Aging affects drug metabolism. the physiology behind this includes decreased liver and renal reserve, changes in body composition favoring a greater percentage of fat,1 and decreased perfusion of the liver and kidneys. Drugs that undergo a high degree of first-pass extraction have a decreased rate of metabolism.2 The glomerular filtration rate (GFR) falls by 10 mL/min/decade, resulting in a 50% decline between the ages of 30 to 80 years.3 Renal insufficiency in the elderly can be missed if we rely solely on measurement of serum creatinine (Cr). They have a smaller percentage by weight of muscle mass than young adults and inefficiently filter a lower concentration of Cr. The physiologic corollary to this is that the elderly have a smaller water mass than younger people (50% vs 60-65%, respectively). This means that the volume of distribution of hydrophilic drugs (or, as Corsonello and colleagues describe them, hydrosoluble drugs) is smaller in the elderly. The incidence of adverse drug reactions (ADRs) is higher in the elderly.
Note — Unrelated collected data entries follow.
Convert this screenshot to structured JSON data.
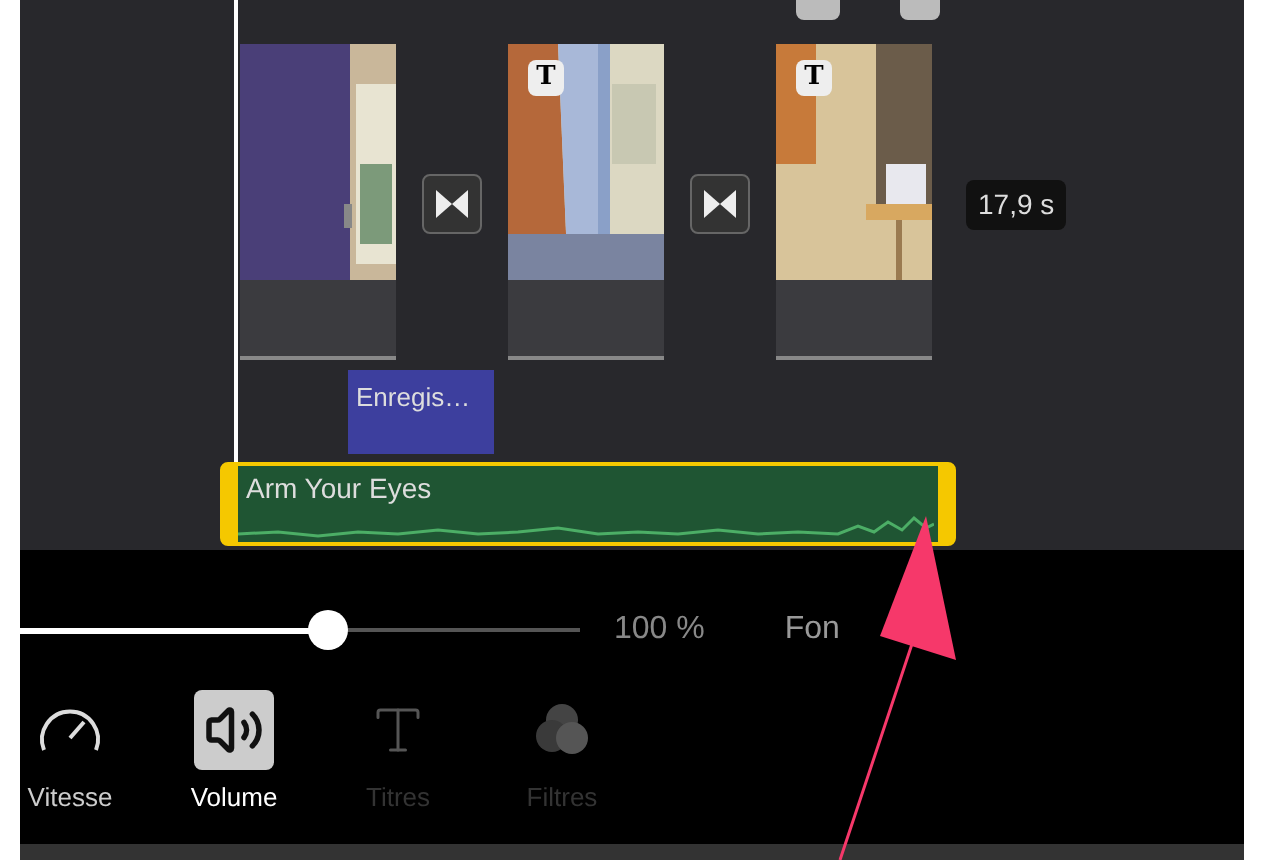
{
  "timeline": {
    "items": [
      {
        "kind": "clip"
      },
      {
        "kind": "transition"
      },
      {
        "kind": "clip",
        "badge": "T"
      },
      {
        "kind": "transition"
      },
      {
        "kind": "clip",
        "badge": "T"
      }
    ],
    "duration": "17,9 s",
    "recording": {
      "label": "Enregis…"
    },
    "music": {
      "label": "Arm Your Eyes",
      "selected": true
    }
  },
  "volume": {
    "level": 0.55,
    "reading": "100 %",
    "fade_label": "Fon"
  },
  "toolbar": [
    {
      "kind": "speed",
      "label": "Vitesse",
      "selected": false,
      "disabled": false
    },
    {
      "kind": "volume",
      "label": "Volume",
      "selected": true,
      "disabled": false
    },
    {
      "kind": "titles",
      "label": "Titres",
      "selected": false,
      "disabled": true
    },
    {
      "kind": "filters",
      "label": "Filtres",
      "selected": false,
      "disabled": true
    }
  ]
}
Corsonello et al hypothesize that these 2 observations are linked.
The Gruppo Italiano di Farmacovigilanza nell’Anziano (GIFA) has conducted a large observational study of ADRs. They collected data between 1993 and 1998 and enrolled 17,186 hospitalized patients. After excluding patients who died during hospitalization, those on whom data were not available, and those who were not on geriatric or internal medicine services, the population was reduced to 11,687 patients.
Corsonello et al used the World Health Organization’s definition of ADR, and the patients’ physicians determined whether or not an ADR occurred. GFR was estimated by the Modification of Diet and Renal Disease Study (MDRD) formula (see Table). Corsonello et al defined 3 conditions: normal renal function (NRF, Cr < 1.2 mg/dL and GFR > 60 mL/min), concealed renal insufficiency ([CRI], Cr < 1.2 mg/dL and GFR < 60 mL/min), and overt renal insufficiency ([ORI], Cr > 1.2 mg/dL and GFR > 60 ml/min). The patients were grouped into 3 classes based on renal function. The NRF class had 7195 patients (62%); CRI, 1631 (14%); and ORI, 2861 (24%). In addition to the usual demographic measures, the other variables included body mass index (BMI), serum albumin, functional status by activities of daily living (ADL), and cognitive status.
Table: MDRD Study Formula
The percentage of patients older than 80 years was greater in the concealed and overt renal insufficiency groups than in the normal group (23% NRF, 44% CRI, 42% ORI), as were the percentage of male patients (47% NRF, 53% CRI, 64% ORI). Patients in the normal group were less dependent in ADLs, less cognitively impaired, less likely to be prescribed more that 4 medications, and less likely to have more than 4 diagnoses. They were less likely to have hypoalbuminemia, diabetes, congestive heart failure, and hypertension.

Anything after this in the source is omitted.